Artificial Intelligence Image diagnostics (AIID) (2018-2021)
The field of artificial intelligence (AI) has been revolutionized in recent years with the emergence of deep machine learning. The combination of increased computational power and availability of large amounts of annotated data has allowed for the development of algorithms that have surpassed human level performance in a variety of tasks.
AI deep learning algorithms can learn to find patterns in data and distinguish between examples belonging to different categories or classes. This ability has a vast application potential not least within the medical field where diseases are diagnosed based on the presence of specific biological markers. Often, these ‘biomarkers’ are present in images in the form of e.g. malformed anatomical structures or diseased tissue. Diagnosing diseases in images requires training and experience which is often only found in highly specialized medical professionals. Recently, AI and deep learning has demonstrated its potential for detecting and diagnosing a number of diseases such as brain and breast cancers in MRI and X-ray scans as well as a number of vision related illnesses in different ophthalmologic image modalities at near, or above human expert level performance.
Figure 1: Illustration of deep learning architecture for diagnosis of diabetic retinopathy. The algorithm learns the parameters of a function, which can map the retinal input image to a diagnosis through a network of feature extraction layers and a final classification layer.

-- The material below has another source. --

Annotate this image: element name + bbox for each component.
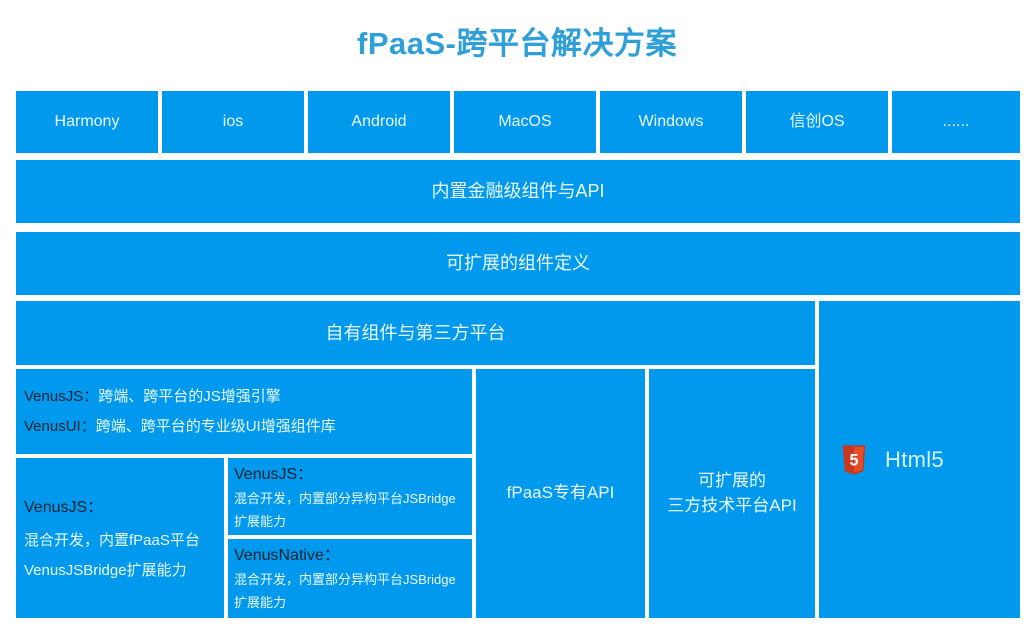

The artificial intelligence image diagnostics (AIID) project is a three year PhD-study funded by the by Odense University Hospital SDCO PhD Fund where the overarching aim is to utilize deep learning in the screening procedure for a specific disease called diabetic retinopathy (DR). DR is a potentially vision threatening micro-vascular complication of diabetes and is currently the leading cause of blindness among working aged adults in the western world. In collaboration with experts from the department of ophthalmology at Odense University Hospital (OUH), a deep learning based AI system will be developed according to the standards of care at OUH and Steno Diabetes Center Odense (SDCO) and tested with regards to clinical implementation at SDCO. The project also has a number of secondary objectives relating to the use of deep machine learning for assessing the risk of developing diabetes related cardiovascular complications based on biomarkers found in ophthalmologic images as well as developing a general framework for using AI in medical image diagnostics at OUH.